Full Report
In June 2025, 107k unique customer email addresses were allegedly obtained from TheSqua.re, the "easiest way to find your next serviced apartment". The data also included names, phone numbers and cities which were subsequently posted to a popular hacking forum. TheSqua.re did not respond to repeated attempts to disclose the incident, however multiple impacted HIBP subscribers confirmed the legitimacy and accuracy of the data.
Analysis Summary
# Incident Report: TheSqua.re Customer Data Breach (June 2025)
## Executive Summary
In June 2025, an undisclosed data breach at TheSqua.re resulted in the compromise of 107,000 customer records, including emails, names, phone numbers, and cities. The data was later posted on a hacking forum.
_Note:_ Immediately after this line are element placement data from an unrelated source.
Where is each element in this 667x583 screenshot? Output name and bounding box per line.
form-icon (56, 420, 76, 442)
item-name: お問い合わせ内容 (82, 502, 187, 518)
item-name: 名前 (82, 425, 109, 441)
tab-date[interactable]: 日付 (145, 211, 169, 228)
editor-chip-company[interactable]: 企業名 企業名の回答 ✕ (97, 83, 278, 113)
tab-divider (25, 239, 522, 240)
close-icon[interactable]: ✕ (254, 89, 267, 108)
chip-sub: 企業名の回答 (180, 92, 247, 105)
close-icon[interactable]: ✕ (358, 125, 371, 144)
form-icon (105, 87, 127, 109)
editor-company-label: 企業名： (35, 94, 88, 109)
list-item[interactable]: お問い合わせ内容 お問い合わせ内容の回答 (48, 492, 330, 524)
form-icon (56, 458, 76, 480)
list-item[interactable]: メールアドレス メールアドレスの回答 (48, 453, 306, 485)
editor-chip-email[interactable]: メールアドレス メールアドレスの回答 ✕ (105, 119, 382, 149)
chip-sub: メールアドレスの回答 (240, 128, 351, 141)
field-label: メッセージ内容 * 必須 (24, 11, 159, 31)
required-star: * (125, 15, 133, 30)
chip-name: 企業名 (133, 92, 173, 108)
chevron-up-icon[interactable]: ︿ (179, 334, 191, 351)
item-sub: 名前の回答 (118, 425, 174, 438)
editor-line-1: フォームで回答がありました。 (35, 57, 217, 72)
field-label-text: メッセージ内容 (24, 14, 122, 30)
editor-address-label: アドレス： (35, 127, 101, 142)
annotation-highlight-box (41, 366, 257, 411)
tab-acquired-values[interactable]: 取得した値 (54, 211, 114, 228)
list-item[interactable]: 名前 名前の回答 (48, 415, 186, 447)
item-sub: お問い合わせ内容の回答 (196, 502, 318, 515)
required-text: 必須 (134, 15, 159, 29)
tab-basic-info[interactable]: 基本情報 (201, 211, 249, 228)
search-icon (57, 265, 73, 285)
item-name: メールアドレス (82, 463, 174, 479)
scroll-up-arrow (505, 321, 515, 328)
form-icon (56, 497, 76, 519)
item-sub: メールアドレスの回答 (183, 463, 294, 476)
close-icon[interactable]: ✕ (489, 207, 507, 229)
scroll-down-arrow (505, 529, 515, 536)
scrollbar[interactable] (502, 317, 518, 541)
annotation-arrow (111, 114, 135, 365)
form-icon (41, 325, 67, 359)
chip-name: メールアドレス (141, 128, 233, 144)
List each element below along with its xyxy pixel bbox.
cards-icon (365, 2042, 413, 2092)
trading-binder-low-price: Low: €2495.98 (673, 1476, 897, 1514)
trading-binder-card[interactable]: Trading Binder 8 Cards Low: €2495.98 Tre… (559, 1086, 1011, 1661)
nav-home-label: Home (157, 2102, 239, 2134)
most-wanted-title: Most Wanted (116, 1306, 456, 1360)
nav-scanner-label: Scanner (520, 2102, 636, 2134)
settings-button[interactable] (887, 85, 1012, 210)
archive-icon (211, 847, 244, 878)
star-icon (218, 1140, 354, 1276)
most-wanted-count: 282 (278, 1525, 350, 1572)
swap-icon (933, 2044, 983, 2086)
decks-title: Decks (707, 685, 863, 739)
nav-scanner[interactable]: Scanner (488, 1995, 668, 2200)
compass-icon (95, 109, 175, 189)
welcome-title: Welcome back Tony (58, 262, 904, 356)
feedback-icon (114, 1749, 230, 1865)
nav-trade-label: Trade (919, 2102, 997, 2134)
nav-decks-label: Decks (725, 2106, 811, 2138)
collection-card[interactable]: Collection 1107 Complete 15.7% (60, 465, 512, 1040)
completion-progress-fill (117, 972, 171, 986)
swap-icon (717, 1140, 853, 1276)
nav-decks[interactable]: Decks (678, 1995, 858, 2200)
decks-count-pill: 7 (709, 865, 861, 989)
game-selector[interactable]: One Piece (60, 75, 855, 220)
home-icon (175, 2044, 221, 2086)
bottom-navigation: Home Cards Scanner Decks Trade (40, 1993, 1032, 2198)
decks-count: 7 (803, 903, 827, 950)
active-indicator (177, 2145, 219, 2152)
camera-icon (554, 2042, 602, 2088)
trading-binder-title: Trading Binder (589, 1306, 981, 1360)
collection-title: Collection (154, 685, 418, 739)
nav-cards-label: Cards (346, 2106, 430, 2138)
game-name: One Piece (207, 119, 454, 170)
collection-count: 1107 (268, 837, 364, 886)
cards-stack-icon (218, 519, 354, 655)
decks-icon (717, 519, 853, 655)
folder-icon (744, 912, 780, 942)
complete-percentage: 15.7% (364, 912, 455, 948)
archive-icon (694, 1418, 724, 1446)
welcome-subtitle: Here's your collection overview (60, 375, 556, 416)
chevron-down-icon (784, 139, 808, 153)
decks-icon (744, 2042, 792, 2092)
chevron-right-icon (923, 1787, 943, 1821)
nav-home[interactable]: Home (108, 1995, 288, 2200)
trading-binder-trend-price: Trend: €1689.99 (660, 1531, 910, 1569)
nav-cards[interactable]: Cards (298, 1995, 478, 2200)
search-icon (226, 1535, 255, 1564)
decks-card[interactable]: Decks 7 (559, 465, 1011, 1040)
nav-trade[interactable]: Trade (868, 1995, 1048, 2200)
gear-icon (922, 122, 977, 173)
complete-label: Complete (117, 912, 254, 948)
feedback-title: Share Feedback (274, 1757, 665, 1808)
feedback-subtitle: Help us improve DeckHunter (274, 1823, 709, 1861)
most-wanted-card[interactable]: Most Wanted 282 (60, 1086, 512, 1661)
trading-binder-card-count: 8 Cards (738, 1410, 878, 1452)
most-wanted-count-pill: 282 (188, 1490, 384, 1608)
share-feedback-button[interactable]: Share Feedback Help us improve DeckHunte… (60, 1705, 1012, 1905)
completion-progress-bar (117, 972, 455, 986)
The incident was discovered when affected subscribers were cross-referenced via Have I Been Pwned (HIBP), as the company itself did not report the breach.
## Incident Details
- Discovery Date: August 27, 2025 (When data was added to HIBP)
- Incident Date: June 2025
- Affected Organization: TheSqua.re
- Sector: Travel/Accommodation Booking
- Geography: Not specified, implied global customer base based on HIBP listing
## Timeline of Events
### Initial Access
- Date/Time: June 2025 (Approximate)
- Vector: Not specified in the source material.
- Details: Data was allegedly obtained from TheSqua.re systems.
### Lateral Movement
- Details: Not specified.
### Data Exfiltration/Impact
- Details: 107k unique customer email addresses, names, phone numbers, and cities were exfiltrated and subsequently posted on a hacking forum by Threat Actor 888.
### Detection & Response
- Details: The incident was not proactively disclosed by TheSqua.re. Discovery occurred when HIBP subscribers confirmed the data's legitimacy after the data appeared publicly. No organizational response actions were documented regarding containment or eradication.
## Attack Methodology
The source material does not detail the specific technical steps (Initial Access, Privilege Escalation, etc.) taken by the threat actor, only the outcome (data exfiltration).
- Initial Access: Unknown
- Persistence: Unknown
- Privilege Escalation: Unknown
- Defense Evasion: Unknown
- Credential Access: Unknown
- Discovery: Unknown
- Lateral Movement: Unknown
- Collection: Customer PII (Names, emails, phone numbers, locations)
- Exfiltration: Data posted to a popular hacking forum.
- Impact: Data exposure.
## Impact Assessment
- Financial: Unknown
- Data Breach: 107,000 customer records containing Personally Identifiable Information (PII): Email addresses, names, phone numbers, and geographic locations (cities).
- Operational: No documented operational impact mentioned.
- Reputational: Negative publicity resulting from non-disclosure and data leak confirmation via HIBP.
## Indicators of Compromise
- Network indicators: None provided (URLs/IPs are promotional).
- File indicators: None provided.
- Behavioral indicators: Appearance of customer PII on a hacking forum attributed to Threat Actor 888.
## Response Actions
The source material does not detail official response actions taken by TheSqua.re. Public recommendations focused on user mitigation:
- User Mandate: Change TheSqua.re password if not changed since 2025.
- User Mandate: Enable Two-Factor Authentication (if available).
## Lessons Learned
- Lack of transparency and delayed reporting of security incidents can severely damage trust, with breaches often being confirmed externally (e.g., via HIBP).
- The importance of continuous security monitoring to detect unauthorized data staging or exfiltration.
## Recommendations
- Implement robust vulnerability management to prevent initial access vectors used by Threat Actor 888.
- Establish clear security incident disclosure protocols to promptly notify affected customers and regulators if a breach occurs.
- Mandate multi-factor authentication across all internal systems to limit the impact of leaked credentials.